Zorlukları fazla yaşamanın motorcu ruhunu öldürdüğünü kim iddia edebilirdi ki? Sadece motorcu olmayanlar belki de! Bu arkadaşımız, o gün bizlerden aldığı destek ile rahatça gidip dönecek ve başarının ancak risk almakla mümkün olduğunu bir kez daha görecekti…
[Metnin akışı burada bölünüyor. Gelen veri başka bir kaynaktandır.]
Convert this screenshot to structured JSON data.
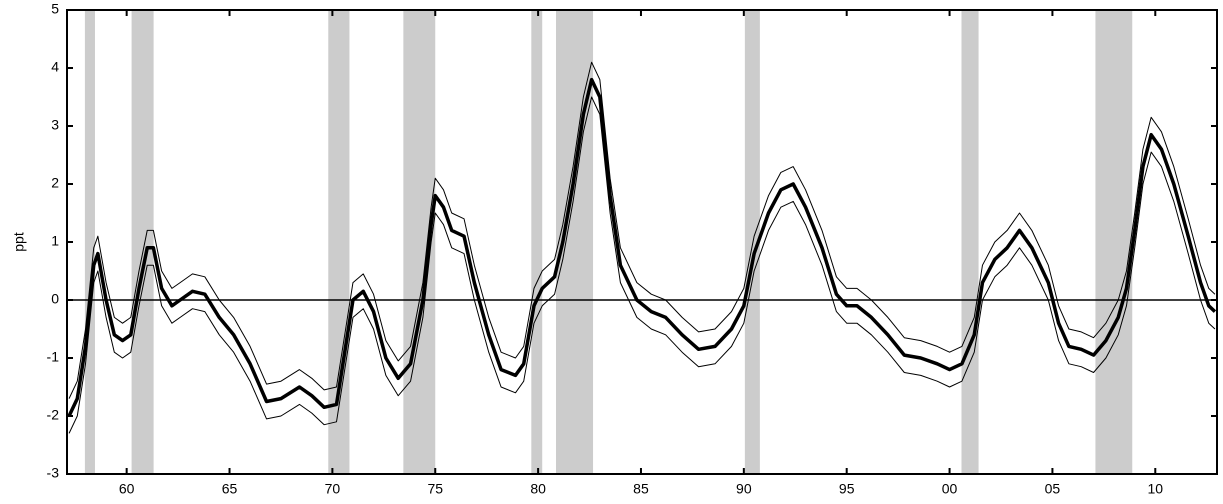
{
  "chart_data": {
    "type": "line",
    "y_label": "ppt",
    "xlim": [
      1957.1,
      2013.0
    ],
    "xticks": [
      {
        "value": 1960,
        "label": "60"
      },
      {
        "value": 1965,
        "label": "65"
      },
      {
        "value": 1970,
        "label": "70"
      },
      {
        "value": 1975,
        "label": "75"
      },
      {
        "value": 1980,
        "label": "80"
      },
      {
        "value": 1985,
        "label": "85"
      },
      {
        "value": 1990,
        "label": "90"
      },
      {
        "value": 1995,
        "label": "95"
      },
      {
        "value": 2000,
        "label": "00"
      },
      {
        "value": 2005,
        "label": "05"
      },
      {
        "value": 2010,
        "label": "10"
      }
    ],
    "ylim": [
      -3,
      5
    ],
    "yticks": [
      -3,
      -2,
      -1,
      0,
      1,
      2,
      3,
      4,
      5
    ],
    "reference_line": 0,
    "shading_color": "#cccccc",
    "shaded_periods": [
      [
        1957.97,
        1958.46
      ],
      [
        1960.24,
        1961.31
      ],
      [
        1969.8,
        1970.83
      ],
      [
        1973.45,
        1975.0
      ],
      [
        1979.67,
        1980.2
      ],
      [
        1980.87,
        1982.67
      ],
      [
        1990.05,
        1990.78
      ],
      [
        2000.58,
        2001.41
      ],
      [
        2007.09,
        2008.88
      ]
    ],
    "x": [
      1957.2,
      1957.6,
      1958.0,
      1958.4,
      1958.6,
      1959.0,
      1959.4,
      1959.8,
      1960.2,
      1960.6,
      1961.0,
      1961.3,
      1961.7,
      1962.2,
      1962.6,
      1963.2,
      1963.8,
      1964.5,
      1965.2,
      1966.0,
      1966.8,
      1967.5,
      1968.4,
      1969.0,
      1969.6,
      1970.2,
      1970.6,
      1971.0,
      1971.5,
      1972.0,
      1972.6,
      1973.2,
      1973.8,
      1974.4,
      1974.8,
      1975.0,
      1975.4,
      1975.8,
      1976.4,
      1976.9,
      1977.6,
      1978.2,
      1978.9,
      1979.3,
      1979.8,
      1980.2,
      1980.8,
      1981.2,
      1981.7,
      1982.2,
      1982.6,
      1983.0,
      1983.5,
      1984.0,
      1984.8,
      1985.5,
      1986.2,
      1987.0,
      1987.8,
      1988.6,
      1989.4,
      1990.0,
      1990.5,
      1991.2,
      1991.8,
      1992.4,
      1993.0,
      1993.8,
      1994.5,
      1995.0,
      1995.5,
      1996.2,
      1997.0,
      1997.8,
      1998.6,
      1999.4,
      2000.0,
      2000.6,
      2001.2,
      2001.6,
      2002.2,
      2002.8,
      2003.4,
      2004.0,
      2004.8,
      2005.3,
      2005.8,
      2006.4,
      2007.0,
      2007.6,
      2008.2,
      2008.6,
      2009.0,
      2009.4,
      2009.8,
      2010.3,
      2010.9,
      2011.6,
      2012.2,
      2012.6,
      2012.9
    ],
    "series": [
      {
        "color": "#000000",
        "width": 3.5,
        "values": [
          -2.0,
          -1.7,
          -0.8,
          0.6,
          0.8,
          0.0,
          -0.6,
          -0.7,
          -0.6,
          0.2,
          0.9,
          0.9,
          0.2,
          -0.1,
          0.0,
          0.15,
          0.1,
          -0.3,
          -0.6,
          -1.1,
          -1.75,
          -1.7,
          -1.5,
          -1.65,
          -1.85,
          -1.8,
          -0.9,
          0.0,
          0.15,
          -0.2,
          -1.0,
          -1.35,
          -1.1,
          0.0,
          1.3,
          1.8,
          1.6,
          1.2,
          1.1,
          0.3,
          -0.6,
          -1.2,
          -1.3,
          -1.1,
          -0.1,
          0.2,
          0.4,
          1.0,
          2.0,
          3.2,
          3.8,
          3.5,
          1.8,
          0.6,
          0.0,
          -0.2,
          -0.3,
          -0.6,
          -0.85,
          -0.8,
          -0.5,
          -0.1,
          0.8,
          1.5,
          1.9,
          2.0,
          1.6,
          0.9,
          0.1,
          -0.1,
          -0.1,
          -0.3,
          -0.6,
          -0.95,
          -1.0,
          -1.1,
          -1.2,
          -1.1,
          -0.6,
          0.3,
          0.7,
          0.9,
          1.2,
          0.9,
          0.3,
          -0.4,
          -0.8,
          -0.85,
          -0.95,
          -0.7,
          -0.3,
          0.2,
          1.2,
          2.3,
          2.85,
          2.6,
          2.0,
          1.1,
          0.3,
          -0.1,
          -0.2
        ]
      },
      {
        "color": "#000000",
        "width": 1,
        "values": [
          -1.7,
          -1.4,
          -0.5,
          0.9,
          1.1,
          0.3,
          -0.3,
          -0.4,
          -0.3,
          0.5,
          1.2,
          1.2,
          0.5,
          0.2,
          0.3,
          0.45,
          0.4,
          0.0,
          -0.3,
          -0.8,
          -1.45,
          -1.4,
          -1.2,
          -1.35,
          -1.55,
          -1.5,
          -0.6,
          0.3,
          0.45,
          0.1,
          -0.7,
          -1.05,
          -0.8,
          0.3,
          1.6,
          2.1,
          1.9,
          1.5,
          1.4,
          0.6,
          -0.3,
          -0.9,
          -1.0,
          -0.8,
          0.2,
          0.5,
          0.7,
          1.3,
          2.3,
          3.5,
          4.1,
          3.8,
          2.1,
          0.9,
          0.3,
          0.1,
          0.0,
          -0.3,
          -0.55,
          -0.5,
          -0.2,
          0.2,
          1.1,
          1.8,
          2.2,
          2.3,
          1.9,
          1.2,
          0.4,
          0.2,
          0.2,
          0.0,
          -0.3,
          -0.65,
          -0.7,
          -0.8,
          -0.9,
          -0.8,
          -0.3,
          0.6,
          1.0,
          1.2,
          1.5,
          1.2,
          0.6,
          -0.1,
          -0.5,
          -0.55,
          -0.65,
          -0.4,
          0.0,
          0.5,
          1.5,
          2.6,
          3.15,
          2.9,
          2.3,
          1.4,
          0.6,
          0.2,
          0.1
        ]
      },
      {
        "color": "#000000",
        "width": 1,
        "values": [
          -2.3,
          -2.0,
          -1.1,
          0.3,
          0.5,
          -0.3,
          -0.9,
          -1.0,
          -0.9,
          -0.1,
          0.6,
          0.6,
          -0.1,
          -0.4,
          -0.3,
          -0.15,
          -0.2,
          -0.6,
          -0.9,
          -1.4,
          -2.05,
          -2.0,
          -1.8,
          -1.95,
          -2.15,
          -2.1,
          -1.2,
          -0.3,
          -0.15,
          -0.5,
          -1.3,
          -1.65,
          -1.4,
          -0.3,
          1.0,
          1.5,
          1.3,
          0.9,
          0.8,
          0.0,
          -0.9,
          -1.5,
          -1.6,
          -1.4,
          -0.4,
          -0.1,
          0.1,
          0.7,
          1.7,
          2.9,
          3.5,
          3.2,
          1.5,
          0.3,
          -0.3,
          -0.5,
          -0.6,
          -0.9,
          -1.15,
          -1.1,
          -0.8,
          -0.4,
          0.5,
          1.2,
          1.6,
          1.7,
          1.3,
          0.6,
          -0.2,
          -0.4,
          -0.4,
          -0.6,
          -0.9,
          -1.25,
          -1.3,
          -1.4,
          -1.5,
          -1.4,
          -0.9,
          0.0,
          0.4,
          0.6,
          0.9,
          0.6,
          0.0,
          -0.7,
          -1.1,
          -1.15,
          -1.25,
          -1.0,
          -0.6,
          -0.1,
          0.9,
          2.0,
          2.55,
          2.3,
          1.7,
          0.8,
          0.0,
          -0.4,
          -0.5
        ]
      }
    ]
  }
}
Kumbağ’daki lokantaya vardığımızda masamız önceden hazırlanmıştı. Salatamız sıcak ekmeğimiz sofra örtüsü üzerinde yerini almıştı. Odun sobası ise çıtır çıtır yanıyordu. Lokantaya hem dost bir ısı, hem de inanılmaz güzellikte bir ağaç kokusu yayıyordu. Sanırım o anda önümüze getirilen güzel yemeklerden daha popüler olan o sıradan soba ve çıtırtılı yanma sesi idi. Sanırım hiçbirimiz bir soba karşısında bu kadar zevk alıp, bu denli etkilenmemiştik daha önce.

Kumbağ Hakkında:

Tekirdağ’a 15 km. uzaklıkta Ganos Dağları’nın Marmara kıyısında kurulmuş şirin beldedir. Kumbağ, Balkan Savaşı 1913 öncesinde 600 haneli kumbos adlı bir Rum balıkçı köyü iken 1923 yılına kadar devam eden sürede Yunanistan, Bulgaristan 1935 yıllarında Romanya’dan göçmenlerle iskan edilmiş.